銀座に移転した今だからこそ提供できるこだわりの食材も
前述の仙台牛は、『杉もと』が特に力を入れる食材。「どこか優しさを感じられるお肉です。脂の融点が低くさらりとしているので、重さがありません。生産現場もとてもきれいで、牛がストレスなく育っているのが見て分かるんですよ」と杉本氏。
この仙台牛、麻布時代から注目していた食材だったものの、以前の店ではキャパや設備の都合上取り扱いが難しかったのだという。席数を大幅に増やし、厨房施設も充実させた銀座で、晴れて店いちおしの食材と相成ったのだ。
実は銀座への移転も、満を持しての展開だったと杉本氏は話す。「いつかは、という思いがありました。長年麻布で営業するうち、常連のお客さまの年齢が上がるとともに、遊び場所も麻布から銀座へと変化した。それでうちも、このタイミングで銀座へ店を出そうと」。
コースと豊富なアラカルトを組み合わせて。

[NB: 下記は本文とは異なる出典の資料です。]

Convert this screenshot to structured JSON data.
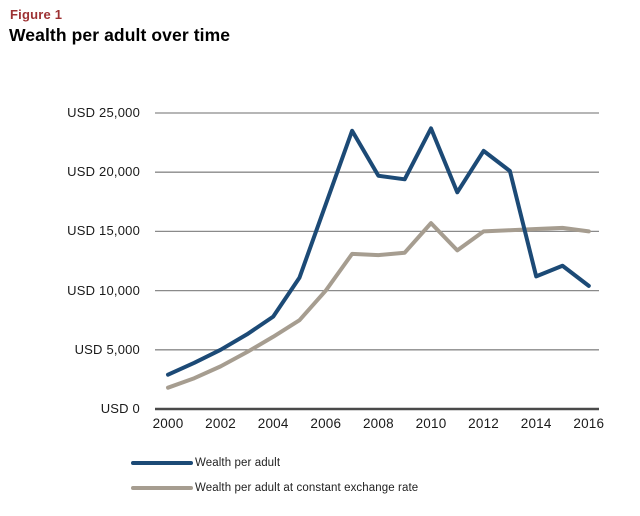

自由度の高い料理構成も魅力
『杉もと』らしさを満喫できるのは、何より前述の「おまかせコース」であることに違いはないが、うれしいのは自分の気分や腹具合に合わせて、アラカルトを組み合わせられることだ。
「ほとんどの店のコースは、締めのご飯なり麺なりがセットだと思いますが、ご飯で締めるより、おつまみと一緒にお酒を飲みたい人もいるはず。実際、五品コースとおつまみを数品を頼まれる方も多いですよ」と杉本氏。
メニューを見れば、見るからに酒が進みそうなアテ系からしっかり系のものまで、30品以上の単品料理が。酒好きを自称する杉本氏だけあって、飲ん兵衛の気持ちを実に巧みにくすぐるラインナップだ。これほどの品数も、移転後、店の規模を大きくしたことで実現できた。以前の『杉もと』とは、格段にパワーアップしているのがもうお分かりだろう。
レアものの日本酒がずらり。片っ端から制覇したくなる日本酒リストもあり!
さて、『杉もと』で忘れていはいけないのが日本酒の存在だ。こだわりの酒造りで知られる秋田・齋彌酒造の「雪の芽舎」は、酒の味と杜氏の信念に惚れ込んだ杉本氏自ら熱烈にラブコールを送り、オリジナルラベルの限定酒を別注。
また福島の「会津錦」という小規模の蔵で醸される「Q[ku]」は、杉本氏自身が企画から関わって造られた酒で、地元の「天のつぶ」という品種の米を使用した珍しいものだ。氏曰く「まるでご飯を炊いたときの湯気のような香りと、いい米をゆっくり噛み締めたときのような自然な甘みがある酒」。
冷酒の提供は、最大限にアロマを感じられる設計のオーストリア製「ガブリエルグラス」で。どの酒も『杉もと』の料理に合うことを前提にセレクトされ、食事のひとときをより味わい深いものにしてくれる。料理に酒に、秋の食欲を心地よく満たせる『杉もと』こそ、今行きたい珠玉の1軒といえるだろう。